走道兩邊都是堆疊的書籍,各式各樣的,有的看著很新,依然精美,也有的破舊不堪,書頁都散架了。
它們凌亂的佔領了大半個走道,一路延伸,以同樣的姿態盤踞在客廳,甚至是樓梯上。
客廳的電視開著,一名穿著紅色波點連衣裙的小女孩坐在地上,眼睛聚精會神盯著大屏幕,手裡將一隻遊戲手柄按的劈啪響。
我再一看屏幕,她竟然在打馬裡奧。
這麽多年過去了,這名水管工的魅力依舊不減當年。
也是這麽多年過去了,他依然還在苦哈哈的拯救公主。
小女孩發現了我,擁有濃密睫毛的大眼睛看過來,一掃而過,並不在意,很快又專注到遊戲上。

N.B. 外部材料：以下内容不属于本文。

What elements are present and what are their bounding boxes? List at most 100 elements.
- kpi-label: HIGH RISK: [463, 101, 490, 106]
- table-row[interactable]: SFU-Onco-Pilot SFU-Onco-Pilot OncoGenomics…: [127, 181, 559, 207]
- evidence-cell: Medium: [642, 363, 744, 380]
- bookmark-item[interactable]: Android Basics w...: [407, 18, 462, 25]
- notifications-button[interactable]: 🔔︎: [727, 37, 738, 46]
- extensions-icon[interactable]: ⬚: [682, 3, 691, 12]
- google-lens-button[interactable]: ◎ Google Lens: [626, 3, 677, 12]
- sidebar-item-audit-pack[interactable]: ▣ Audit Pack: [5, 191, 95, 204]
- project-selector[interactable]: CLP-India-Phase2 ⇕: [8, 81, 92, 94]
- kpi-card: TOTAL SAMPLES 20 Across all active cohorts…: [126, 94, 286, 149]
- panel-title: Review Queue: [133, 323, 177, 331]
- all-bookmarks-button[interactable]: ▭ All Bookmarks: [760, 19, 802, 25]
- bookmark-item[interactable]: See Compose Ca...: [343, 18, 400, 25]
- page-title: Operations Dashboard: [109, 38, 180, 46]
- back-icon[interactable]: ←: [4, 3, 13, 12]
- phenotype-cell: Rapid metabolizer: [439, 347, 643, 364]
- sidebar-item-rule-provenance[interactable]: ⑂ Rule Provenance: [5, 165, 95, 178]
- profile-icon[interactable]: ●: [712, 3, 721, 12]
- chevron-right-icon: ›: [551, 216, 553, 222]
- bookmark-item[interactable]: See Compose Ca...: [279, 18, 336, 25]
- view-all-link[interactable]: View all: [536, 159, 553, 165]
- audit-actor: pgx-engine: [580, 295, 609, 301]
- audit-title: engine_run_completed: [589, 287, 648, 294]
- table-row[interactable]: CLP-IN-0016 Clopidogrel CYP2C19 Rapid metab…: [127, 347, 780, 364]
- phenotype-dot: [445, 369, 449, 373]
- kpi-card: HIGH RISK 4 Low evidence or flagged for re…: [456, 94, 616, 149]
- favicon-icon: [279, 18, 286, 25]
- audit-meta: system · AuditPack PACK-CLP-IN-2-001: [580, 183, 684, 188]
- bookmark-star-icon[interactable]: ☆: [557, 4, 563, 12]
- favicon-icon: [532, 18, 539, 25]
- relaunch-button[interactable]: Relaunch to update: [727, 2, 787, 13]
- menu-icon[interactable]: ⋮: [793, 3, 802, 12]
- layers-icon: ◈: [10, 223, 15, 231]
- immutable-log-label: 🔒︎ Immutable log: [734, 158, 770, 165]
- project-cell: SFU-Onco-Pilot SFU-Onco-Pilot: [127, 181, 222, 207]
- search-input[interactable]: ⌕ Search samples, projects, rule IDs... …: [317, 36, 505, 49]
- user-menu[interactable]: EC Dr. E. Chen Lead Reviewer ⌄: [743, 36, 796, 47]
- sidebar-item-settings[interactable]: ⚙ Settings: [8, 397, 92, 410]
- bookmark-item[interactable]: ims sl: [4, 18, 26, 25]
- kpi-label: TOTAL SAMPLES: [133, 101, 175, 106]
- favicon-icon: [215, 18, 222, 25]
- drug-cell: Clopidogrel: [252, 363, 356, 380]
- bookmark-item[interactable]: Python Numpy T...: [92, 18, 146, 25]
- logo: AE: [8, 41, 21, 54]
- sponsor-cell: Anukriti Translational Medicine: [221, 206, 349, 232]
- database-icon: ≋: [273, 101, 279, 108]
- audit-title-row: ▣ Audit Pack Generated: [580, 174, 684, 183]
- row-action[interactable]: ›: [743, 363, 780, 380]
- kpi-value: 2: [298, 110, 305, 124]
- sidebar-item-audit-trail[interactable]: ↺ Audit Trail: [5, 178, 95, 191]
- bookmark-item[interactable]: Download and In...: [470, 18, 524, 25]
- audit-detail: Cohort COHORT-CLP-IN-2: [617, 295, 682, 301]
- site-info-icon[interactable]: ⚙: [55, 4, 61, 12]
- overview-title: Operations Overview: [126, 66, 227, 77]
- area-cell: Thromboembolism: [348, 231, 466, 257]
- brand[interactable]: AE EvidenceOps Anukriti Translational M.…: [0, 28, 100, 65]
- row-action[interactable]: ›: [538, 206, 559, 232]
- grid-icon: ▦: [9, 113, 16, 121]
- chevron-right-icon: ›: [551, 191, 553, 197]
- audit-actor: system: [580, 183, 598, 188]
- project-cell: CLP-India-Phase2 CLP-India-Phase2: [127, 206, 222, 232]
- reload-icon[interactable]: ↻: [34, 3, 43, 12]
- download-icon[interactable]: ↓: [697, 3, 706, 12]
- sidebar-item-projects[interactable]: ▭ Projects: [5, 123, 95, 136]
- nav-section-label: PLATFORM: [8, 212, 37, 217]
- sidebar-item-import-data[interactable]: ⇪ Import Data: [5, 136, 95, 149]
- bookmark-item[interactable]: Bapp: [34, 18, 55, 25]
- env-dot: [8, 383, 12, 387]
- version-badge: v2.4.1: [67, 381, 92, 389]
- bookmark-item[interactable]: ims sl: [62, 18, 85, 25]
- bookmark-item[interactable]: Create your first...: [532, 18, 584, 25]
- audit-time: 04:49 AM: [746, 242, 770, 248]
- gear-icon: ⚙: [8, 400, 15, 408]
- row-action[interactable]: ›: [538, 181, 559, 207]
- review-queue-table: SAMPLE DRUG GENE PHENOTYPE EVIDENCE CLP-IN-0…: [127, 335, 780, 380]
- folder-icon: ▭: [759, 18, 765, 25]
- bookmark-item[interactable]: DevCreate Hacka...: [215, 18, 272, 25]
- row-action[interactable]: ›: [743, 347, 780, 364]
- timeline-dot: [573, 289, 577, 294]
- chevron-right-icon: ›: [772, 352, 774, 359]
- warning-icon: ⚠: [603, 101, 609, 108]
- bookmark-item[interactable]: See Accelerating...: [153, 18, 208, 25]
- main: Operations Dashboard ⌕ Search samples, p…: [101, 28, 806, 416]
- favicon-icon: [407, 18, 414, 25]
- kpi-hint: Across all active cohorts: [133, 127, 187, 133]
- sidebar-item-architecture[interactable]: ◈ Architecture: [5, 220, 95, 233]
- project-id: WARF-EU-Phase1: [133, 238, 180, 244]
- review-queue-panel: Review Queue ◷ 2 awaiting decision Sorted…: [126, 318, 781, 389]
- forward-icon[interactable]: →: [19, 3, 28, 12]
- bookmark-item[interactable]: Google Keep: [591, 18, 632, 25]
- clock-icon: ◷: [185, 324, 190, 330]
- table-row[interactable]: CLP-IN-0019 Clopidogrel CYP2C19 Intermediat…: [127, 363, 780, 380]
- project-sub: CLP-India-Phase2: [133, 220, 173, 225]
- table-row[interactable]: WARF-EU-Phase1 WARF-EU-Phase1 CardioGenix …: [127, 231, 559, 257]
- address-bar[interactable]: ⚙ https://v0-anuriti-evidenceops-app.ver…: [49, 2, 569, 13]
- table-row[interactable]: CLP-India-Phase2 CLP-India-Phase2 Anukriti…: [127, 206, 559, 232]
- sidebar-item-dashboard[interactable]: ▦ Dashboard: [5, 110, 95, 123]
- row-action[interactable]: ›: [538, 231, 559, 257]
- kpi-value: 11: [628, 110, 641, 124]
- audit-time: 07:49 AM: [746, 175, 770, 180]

我注意到她裙擺下只有一條腿,而一旁的地上倒著一隻小腿到膝關節的假肢,應該是她的“另一條腿”。
“阿山,你快點啦,我要死了!”
男人走得有點遠,並沒有聽見她的呼喚。
我過去看了兩眼,指揮她道:“你要跳到她頭上才能打死她…”
她拿眼有些驚訝地斜斜看我一眼,默不作聲照我說的操作一番,順利過了。
“你很厲害嘛。”過場動畫期間,小女孩放下遊戲手柄,還算滿意地誇了我一句。
實不相瞞,我也是這名水管工的腦殘粉…
“秋秋,玩好了就把遊戲機收一下,準備上床睡覺了。”
我轉身看去,男人已經找到保險絲,重新回到客廳。
“謝謝…”我站起來朝他走去,伸手去拿那團保險絲。
他一下拿高了,沒讓我夠到。
我微愣,對上他的眼。
“會用嗎?”他應該經常吸煙,低語時,就會帶上濃濃沙啞。
要不是他頭頂數值清清白白,毫無波動,我都懷疑他是不是在撩我。
我收回手,慶幸屋內燈光昏暗,他看不到我臉紅的樣子。
“我不會,但我阿公會。”
男人想了想,對坐地上的小女孩道:“秋秋,走了,帶你去茶葉蛋阿公家玩。”
小女孩聞言整個臉都像是亮了,迅速穿戴起自己的假肢。
“好呀好呀,我最喜歡茶葉蛋阿公了!”
男人重新轉向我,抬抬下巴道:“走吧,我跟你過去看看。”
這大概就是一名合格的成熟男人該有的樣子吧。想你所未想,做你不敢做,不經意間流露出的可靠叫人心服口服。
太酷了…
我心跳得厲害,點點頭道:“麻煩你了。”
他要抱小孩,打不了手電,我就走在他身邊替他照腳下的路。